In an Apr. 24 report, Adkins said, "While we believe there is the potential for localized gasoline shortages in the coming weeks, the probability of widespread shortages is remote, and the low gasoline inventory situation should improve through the summer. However, volatility in the gasoline market should help keep oil prices at or near record levels into the June timeframe, at which time the markets will then become more concerned with new sulfur regulations in distillate fuels such as jet fuel, heating oil, and diesel."

Reduction of supplies of reformulated gasoline (RFG) has already had an effect on gasoline prices, with traders bidding the price of RFG to "one of its highest spreads (compared to regular gasoline) in recent history," said Adkins. RFG usually trades at a small premium to regular gasoline, but that spread recently widened to more than 10¢/gal and could increase.

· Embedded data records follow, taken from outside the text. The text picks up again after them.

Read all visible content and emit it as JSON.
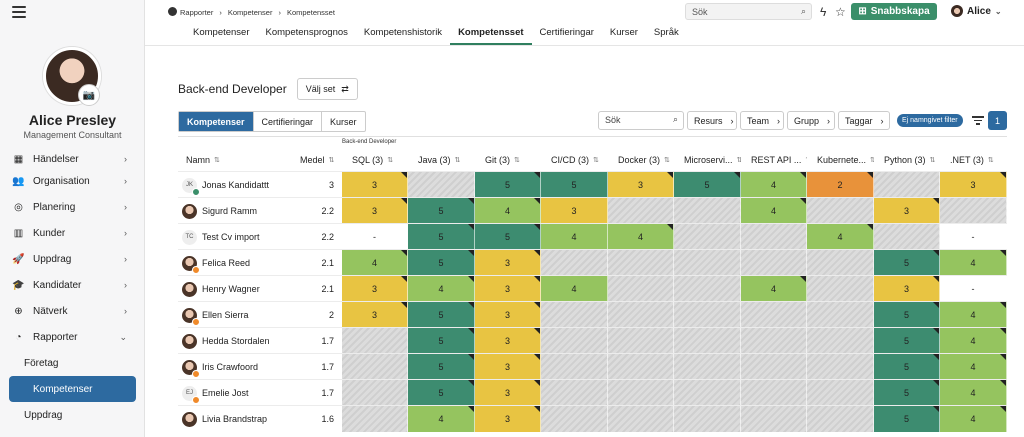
{
  "user": {
    "name": "Alice Presley",
    "role": "Management Consultant"
  },
  "nav": [
    {
      "label": "Händelser",
      "icon": "calendar-icon"
    },
    {
      "label": "Organisation",
      "icon": "users-icon"
    },
    {
      "label": "Planering",
      "icon": "planning-icon"
    },
    {
      "label": "Kunder",
      "icon": "building-icon"
    },
    {
      "label": "Uppdrag",
      "icon": "rocket-icon"
    },
    {
      "label": "Kandidater",
      "icon": "graduation-icon"
    },
    {
      "label": "Nätverk",
      "icon": "globe-icon"
    },
    {
      "label": "Rapporter",
      "icon": "pie-chart-icon"
    }
  ],
  "subnav": [
    "Företag",
    "Kompetenser",
    "Uppdrag"
  ],
  "topbar": {
    "breadcrumb": [
      "Rapporter",
      "Kompetenser",
      "Kompetensset"
    ],
    "search_placeholder": "Sök",
    "quick_create": "Snabbskapa",
    "user_short": "Alice"
  },
  "tabs": [
    "Kompetenser",
    "Kompetensprognos",
    "Kompetenshistorik",
    "Kompetensset",
    "Certifieringar",
    "Kurser",
    "Språk"
  ],
  "set": {
    "title": "Back-end Developer",
    "choose_label": "Välj set"
  },
  "segments": [
    "Kompetenser",
    "Certifieringar",
    "Kurser"
  ],
  "filters": {
    "search": "Sök",
    "buttons": [
      "Resurs",
      "Team",
      "Grupp",
      "Taggar"
    ],
    "chip": "Ej namngivet filter",
    "count": "1"
  },
  "table": {
    "group": "Back-end Developer",
    "name_header": "Namn",
    "mean_header": "Medel",
    "columns": [
      "SQL (3)",
      "Java (3)",
      "Git (3)",
      "CI/CD (3)",
      "Docker (3)",
      "Microservi...",
      "REST API ...",
      "Kubernete...",
      "Python (3)",
      ".NET (3)"
    ],
    "rows": [
      {
        "name": "Jonas Kandidattt",
        "initials": "JK",
        "badge": "green",
        "mean": "3",
        "cells": [
          "3",
          "",
          "5",
          "5",
          "3",
          "5",
          "4",
          "2",
          "",
          "3"
        ]
      },
      {
        "name": "Sigurd Ramm",
        "initials": "",
        "badge": "",
        "mean": "2.2",
        "cells": [
          "3",
          "5",
          "4",
          "3",
          "",
          "",
          "4",
          "",
          "3",
          ""
        ]
      },
      {
        "name": "Test Cv import",
        "initials": "TC",
        "badge": "",
        "mean": "2.2",
        "cells": [
          "-",
          "5",
          "5",
          "4",
          "4",
          "",
          "",
          "4",
          "",
          "-"
        ]
      },
      {
        "name": "Felica Reed",
        "initials": "",
        "badge": "orange",
        "mean": "2.1",
        "cells": [
          "4",
          "5",
          "3",
          "",
          "",
          "",
          "",
          "",
          "5",
          "4"
        ]
      },
      {
        "name": "Henry Wagner",
        "initials": "",
        "badge": "",
        "mean": "2.1",
        "cells": [
          "3",
          "4",
          "3",
          "4",
          "",
          "",
          "4",
          "",
          "3",
          "-"
        ]
      },
      {
        "name": "Ellen Sierra",
        "initials": "",
        "badge": "orange",
        "mean": "2",
        "cells": [
          "3",
          "5",
          "3",
          "",
          "",
          "",
          "",
          "",
          "5",
          "4"
        ]
      },
      {
        "name": "Hedda Stordalen",
        "initials": "",
        "badge": "",
        "mean": "1.7",
        "cells": [
          "",
          "5",
          "3",
          "",
          "",
          "",
          "",
          "",
          "5",
          "4"
        ]
      },
      {
        "name": "Iris Crawfoord",
        "initials": "",
        "badge": "orange",
        "mean": "1.7",
        "cells": [
          "",
          "5",
          "3",
          "",
          "",
          "",
          "",
          "",
          "5",
          "4"
        ]
      },
      {
        "name": "Emelie Jost",
        "initials": "EJ",
        "badge": "orange",
        "mean": "1.7",
        "cells": [
          "",
          "5",
          "3",
          "",
          "",
          "",
          "",
          "",
          "5",
          "4"
        ]
      },
      {
        "name": "Livia Brandstrap",
        "initials": "",
        "badge": "",
        "mean": "1.6",
        "cells": [
          "",
          "4",
          "3",
          "",
          "",
          "",
          "",
          "",
          "5",
          "4"
        ]
      }
    ]
  },
  "colors": {
    "5": "#3d8c70",
    "4": "#95c45f",
    "3": "#e8c442",
    "2": "#e8923a",
    "-": "#ffffff",
    "accent": "#2d6aa0",
    "brand": "#3b8f6a"
  }
}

The rally in gasoline prices should help East Coast refiners such as Sunoco Inc., which suffered through a dismal winter market for heating oil due to record warm temperature. But Sunoco is likely to benefit in the second quarter as the changeover from MTBE to ethanol supports strong East Coast refining margins, said Jacques Rousseau, senior energy analyst at Friedman, Billings, Ramsey Group Inc., Arlington, Va.

Ethanol imports
Advocates have pushed for increased use of ethanol as a boon for US grain farmers and distillers. But Adkins noted, "The US will not be self-sufficient in its production of ethanol and will need to import additional supply from places like Brazil to meet RFG fuel standards." He said, "We believe that there will be plenty of ethanol available for blending given the right (higher) price, but higher ethanol costs will be passed on to RFG consumers, again adding upward pressure to gasoline prices."

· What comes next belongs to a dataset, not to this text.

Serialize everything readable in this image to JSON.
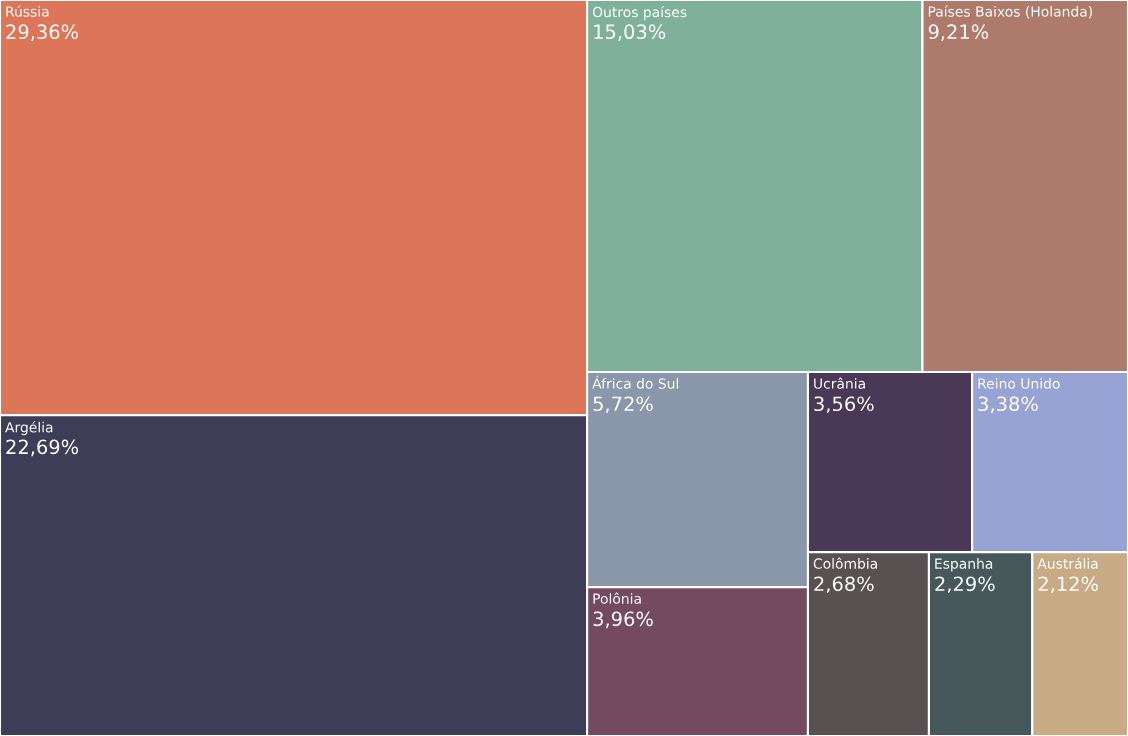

He said, "While there appears to be enough ethanol available in world markets, the true problem in switching additives comes from the inability to use infrastructure designed for MTBE-mixed gasoline to transport ethanol-mixed gasoline to the consumer." However, Adkins said, "The increase in ethanol imports is expected to tax our rail, port, and tanker infrastructure. Additionally, ethanol-blended RFG must be transported and stored in different infrastructure from MTBE-blended RFG. Rail cars and tanker trucks must be calibrated to carry ethanol RFG, and ethanol-mixed RFG cannot be transported through MTBE-mixed RFG pipelines. All these restrictions could result in localized gasoline shortages should some infrastructure be unable to handle the new ethanol-blended RFG volumes."

Meanwhile, prompted by possible gasoline supply shortages in the five-county Philadelphia area, Pennsylvania Gov. Edward G. Rendell asked the Environmental Protection Agency for a temporary waiver allowing gasoline suppliers to sell fuel in that area that does not meet RFG guidelines. "We have information indicating that a major gasoline supplier in the Philadelphia area is reporting more than 160 'delivery-needed' alarms, and many more fuel outlets reporting that supplies are nearly exhausted," Rendell said in an Apr. 21 letter to the EPA. "In light of the circumstances, the requested [waiver] is clearly necessary to serve the public interest." Rendell also held a press conference at a retail gasoline outlet in Harrisburg, Pa., where he called on the federal government to protect consumers against gasoline price spikes.